Once in a while however, main Ray process gets stuck with the following error, i.e. instead of exiting Ray hangs until I notice it and press Ctrl-C, which blocks the whole pipeline. I found no setting to let Ray simply quit in such case. In the error message below Ray offers to set
max_retries=0
to avoid resubmitting, but I could not find a way to pass this parameter to a worker defined as a function instead of a class (i.e. cannot use a@ray.remote()
decorator). As a last resort, I tried modifying Ray source code directly to changeDEFAULT_TASK_MAX_RETRIES
to 0: https://github.com/ray-project/ray/blob/27a88bad7e827d86399b36c3e35f3f2a21a7fa77/python/ray/_private/ray_constants.py#L425 yet Ray insists on resubmitting the tasks and hangs with the same error.I guess my main question is not how to avoid this error but rather how to recover from it and move on or at least exit main process even while sacrificing some trials?

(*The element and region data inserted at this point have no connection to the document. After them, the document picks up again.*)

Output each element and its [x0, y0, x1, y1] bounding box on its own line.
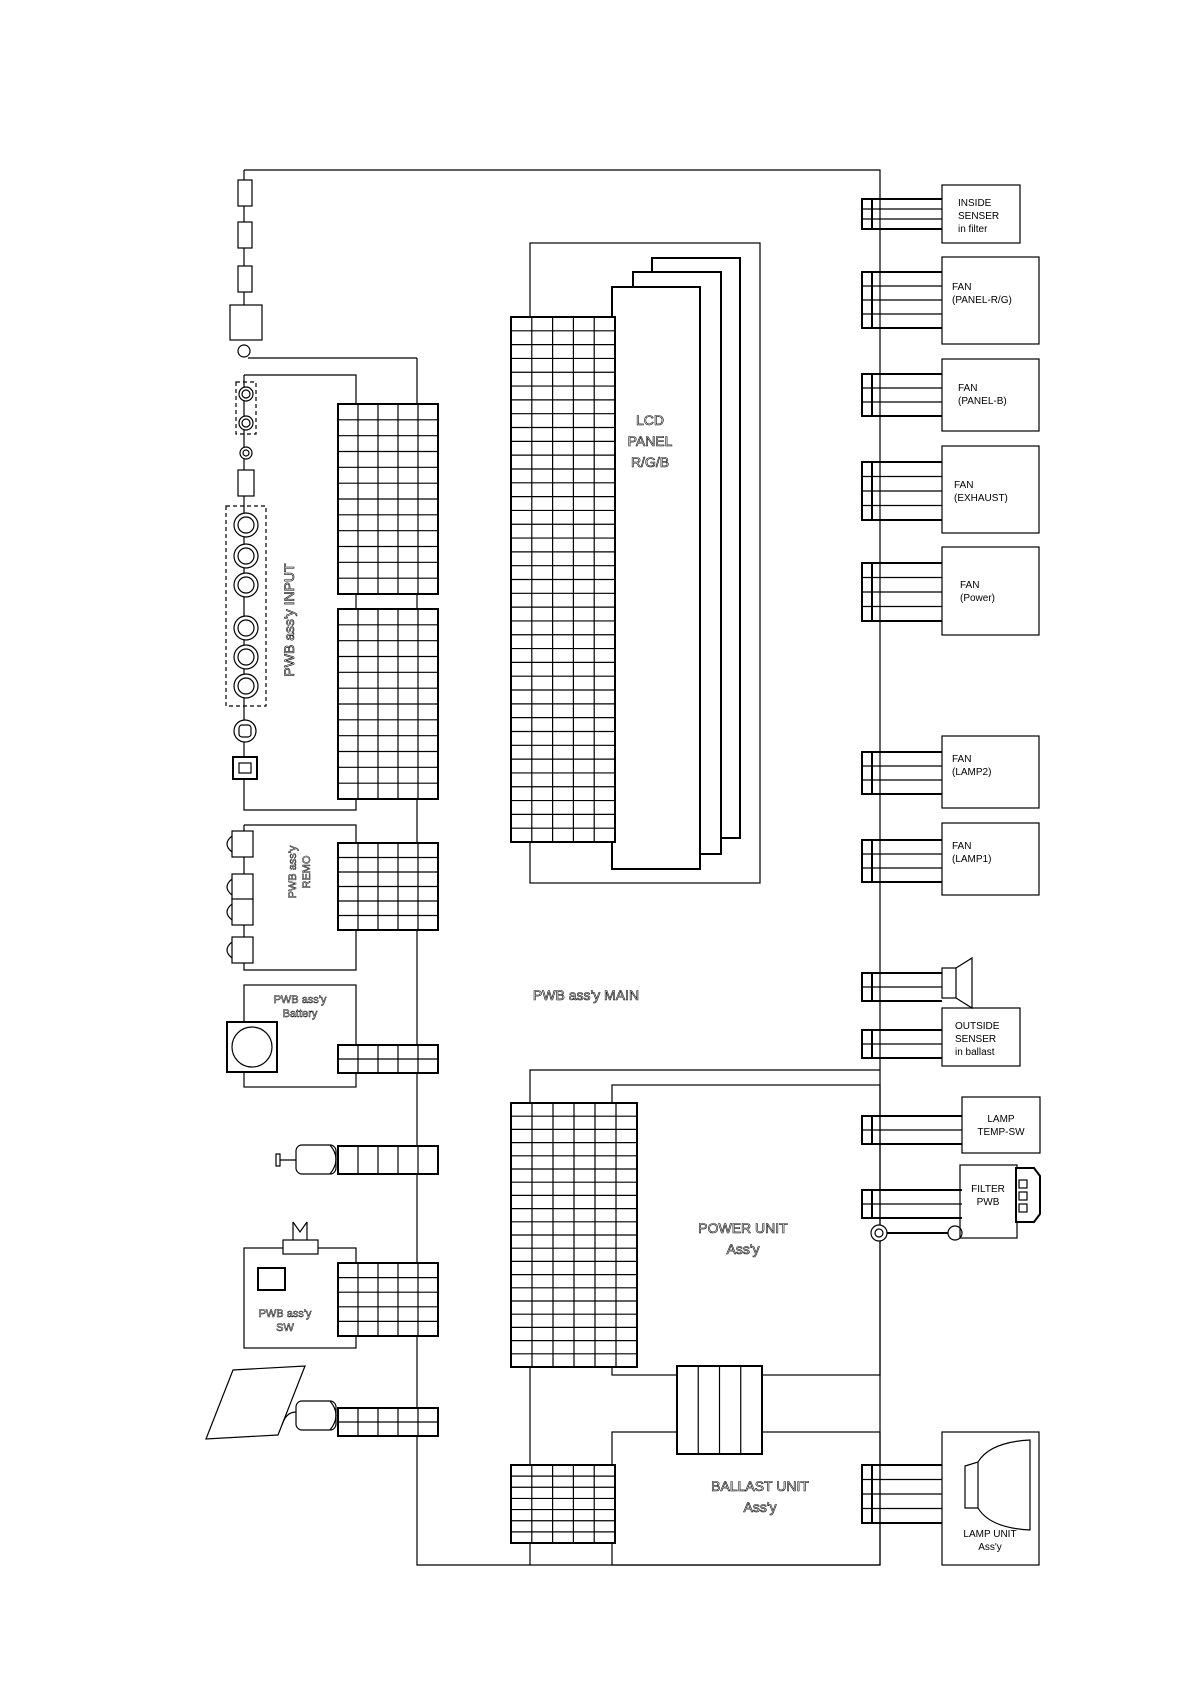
lamp-unit-label-1: LAMP UNIT [963, 1529, 1016, 1540]
battery-connector [338, 1045, 438, 1073]
fan-lamp2-label-1: FAN [952, 754, 971, 765]
fan-lamp1-label-2: (LAMP1) [952, 854, 991, 865]
fan-exhaust-label-2: (EXHAUST) [954, 493, 1008, 504]
filter-pwb-label-1: FILTER [971, 1184, 1005, 1195]
remo-board: PWB ass'y REMO [227, 825, 438, 970]
lamp-reflector-icon [978, 1440, 1030, 1530]
outside-sensor: OUTSIDE SENSER in ballast [862, 1008, 1020, 1066]
sw-board-label-1: PWB ass'y [259, 1308, 312, 1320]
inside-sensor-label-2: SENSER [958, 211, 999, 222]
inside-sensor-label-1: INSIDE [958, 198, 992, 209]
sw-connector [338, 1263, 438, 1336]
fan-lamp2: FAN (LAMP2) [862, 736, 1039, 808]
fan-panel-b: FAN (PANEL-B) [862, 359, 1039, 431]
remo-connector [338, 843, 438, 930]
fan-panel-rg-label-2: (PANEL-R/G) [952, 295, 1012, 306]
main-board-label: PWB ass'y MAIN [533, 987, 639, 1003]
input-connector-upper [338, 404, 438, 594]
fan-panel-b-label-1: FAN [958, 383, 977, 394]
power-unit-connector [511, 1103, 637, 1367]
fan-lamp1: FAN (LAMP1) [862, 823, 1039, 895]
battery-board: PWB ass'y Battery [227, 985, 438, 1087]
sw-board: PWB ass'y SW [244, 1222, 438, 1348]
lamp-temp-sw-label-1: LAMP [987, 1114, 1015, 1125]
fan-exhaust: FAN (EXHAUST) [862, 446, 1039, 533]
outside-sensor-label-3: in ballast [955, 1047, 995, 1058]
lamp-temp-sw: LAMP TEMP-SW [862, 1097, 1040, 1153]
ballast-unit-connector [511, 1465, 615, 1543]
input-board: PWB ass'y INPUT [226, 375, 438, 810]
sw-board-label-2: SW [276, 1322, 294, 1334]
ferrite-cable-lower-connector [338, 1408, 438, 1436]
lcd-connector [511, 317, 615, 842]
filter-pwb-label-2: PWB [977, 1197, 1000, 1208]
outside-sensor-label-1: OUTSIDE [955, 1021, 1000, 1032]
fan-power-label-1: FAN [960, 580, 979, 591]
fan-power: FAN (Power) [862, 547, 1039, 635]
lamp-unit-label-2: Ass'y [978, 1542, 1002, 1553]
battery-board-label-1: PWB ass'y [274, 994, 327, 1006]
power-unit-label-1: POWER UNIT [698, 1220, 788, 1236]
fan-lamp1-label-1: FAN [952, 841, 971, 852]
lamp-temp-sw-label-2: TEMP-SW [977, 1127, 1025, 1138]
lcd-panel-label-1: LCD [636, 412, 664, 428]
battery-board-label-2: Battery [283, 1008, 318, 1020]
ballast-unit-label-2: Ass'y [743, 1499, 776, 1515]
ballast-unit-label-1: BALLAST UNIT [711, 1478, 809, 1494]
ferrite-cable-upper [276, 1145, 438, 1174]
fan-power-label-2: (Power) [960, 593, 995, 604]
remo-board-label-1: PWB ass'y [287, 845, 299, 898]
inside-sensor: INSIDE SENSER in filter [862, 185, 1020, 243]
ferrite-cable-lower [206, 1366, 438, 1439]
ballast-unit: BALLAST UNIT Ass'y [511, 1366, 880, 1565]
input-board-label: PWB ass'y INPUT [281, 563, 297, 677]
lcd-panel-label-3: R/G/B [631, 454, 669, 470]
power-ballast-bridge-connector [677, 1366, 762, 1454]
fan-lamp2-label-2: (LAMP2) [952, 767, 991, 778]
inside-sensor-label-3: in filter [958, 224, 988, 235]
lamp-bulb-icon [965, 1462, 978, 1508]
outside-sensor-label-2: SENSER [955, 1034, 996, 1045]
fan-panel-b-label-2: (PANEL-B) [958, 396, 1007, 407]
speaker [862, 958, 972, 1008]
fan-panel-rg-label-1: FAN [952, 282, 971, 293]
input-connector-lower [338, 609, 438, 799]
power-unit-label-2: Ass'y [726, 1241, 759, 1257]
fan-exhaust-label-1: FAN [954, 480, 973, 491]
lcd-panel-label-2: PANEL [628, 433, 673, 449]
lamp-unit: LAMP UNIT Ass'y [862, 1432, 1039, 1565]
fan-panel-rg: FAN (PANEL-R/G) [862, 257, 1039, 344]
ferrite-cable-upper-connector [338, 1146, 438, 1174]
lcd-panel: LCD PANEL R/G/B [511, 243, 760, 883]
remo-board-label-2: REMO [301, 855, 313, 888]
top-left-connectors [230, 180, 262, 357]
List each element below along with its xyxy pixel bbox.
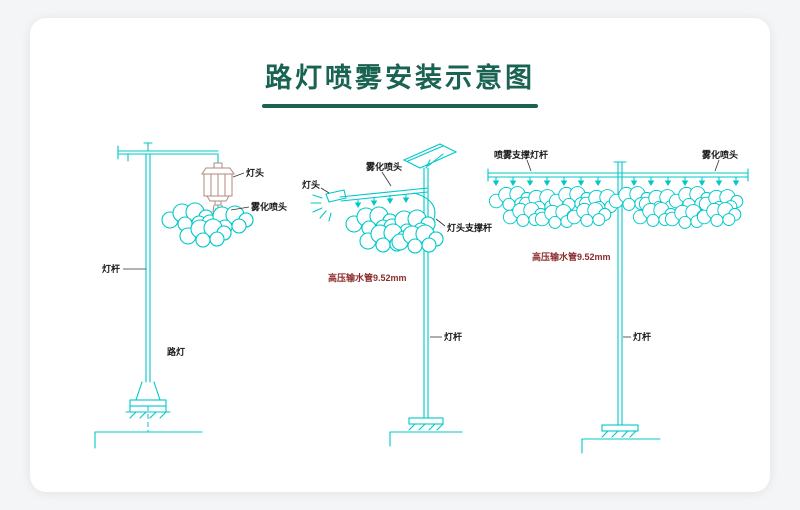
diagram-middle-solar-lamp: 灯头 雾化喷头 灯头支撑杆 高压输水管9.52mm 灯杆 xyxy=(302,143,492,447)
nozzle-icon xyxy=(355,198,361,208)
street-lamp-head-icon xyxy=(325,189,347,203)
label-street-lamp: 路灯 xyxy=(167,346,185,357)
label-lamp-pole: 灯杆 xyxy=(102,263,120,274)
middle-pole-base xyxy=(389,417,463,447)
label-lamp-head: 灯头 xyxy=(302,179,320,190)
label-spray-support-pole: 喷雾支撑灯杆 xyxy=(494,149,548,160)
content-card: 路灯喷雾安装示意图 xyxy=(30,18,770,492)
lantern-lamp-head xyxy=(201,162,235,213)
installation-diagram: 灯头 雾化喷头 灯杆 路灯 xyxy=(94,142,749,454)
label-water-pipe: 高压输水管9.52mm xyxy=(532,251,611,262)
nozzle-icon xyxy=(403,193,409,203)
label-atomizing-nozzle: 雾化喷头 xyxy=(365,161,402,172)
mist-cloud-left xyxy=(161,202,254,248)
label-lamp-pole: 灯杆 xyxy=(633,331,651,342)
mist-cloud-right xyxy=(488,186,744,229)
solar-panel-icon xyxy=(402,143,458,169)
page-title: 路灯喷雾安装示意图 xyxy=(265,63,535,93)
label-lamp-head: 灯头 xyxy=(246,167,264,178)
right-nozzle-row xyxy=(493,176,739,186)
right-pole-base xyxy=(581,424,661,454)
title-block: 路灯喷雾安装示意图 xyxy=(30,56,770,108)
diagram-right-spray-pole: 喷雾支撑灯杆 雾化喷头 高压输水管9.52mm 灯杆 xyxy=(487,149,749,454)
label-water-pipe: 高压输水管9.52mm xyxy=(328,272,407,283)
middle-leader-lines xyxy=(320,171,446,338)
label-atomizing-nozzle: 雾化喷头 xyxy=(701,149,738,160)
title-underline xyxy=(262,104,538,108)
right-leader-lines xyxy=(526,159,720,338)
label-lamp-pole: 灯杆 xyxy=(444,331,462,342)
label-support-rod: 灯头支撑杆 xyxy=(447,222,492,233)
left-pole-structure xyxy=(117,142,219,383)
label-atomizing-nozzle: 雾化喷头 xyxy=(250,201,287,212)
left-leader-lines xyxy=(123,172,250,270)
diagram-left-street-lamp: 灯头 雾化喷头 灯杆 路灯 xyxy=(94,142,287,449)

Ray is run on powerful baremetal servers w/o Docker, i.e. there's enough ram/cpu/disk space without external constraints. I run the code with same Ray/Python versions on multiple machines via separate ray instances or in cluster mode, and still can encounter this problematic behaviour regardless of execution mode, i.e. networking problems are out of the question also.
Versions / Dependencies
As I've been experiencing this behaviour with current 2.8.0 release (and all releases after 2.3.0), so I tried installing Ray from nightly wheels via
pip install -U "ray @ https://s3-us-west-2.amazonaws.com/ray-wheels/latest/ray-3.0.0.dev0-cp311-cp311-manylinux2014_x86_64.whl"
The result is the same unfortunately.
✗ ray --version ray, version 3.0.0.dev0 ✗ python --version Python 3.11.6 ✗ uname -a Linux backtest 6.5.0-1008-oem #8-Ubuntu SMP PREEMPT_DYNAMIC Fri Nov 10 13:08:33 UTC 2023 x86_64 x86_64 x86_64 GNU/Linux
Reproduction script
(not a full reproduction unfortunatelly, as it calls external storage to fetch candles and run backtest function. Once again, it works fine 99% of the time, but when it hangs, I cannot find a way to recover from the hang.
Please note that I've disabled checkpoints, but with checkpoints the behaviour was the same.
Issue Severity
High: It blocks me from completing my task.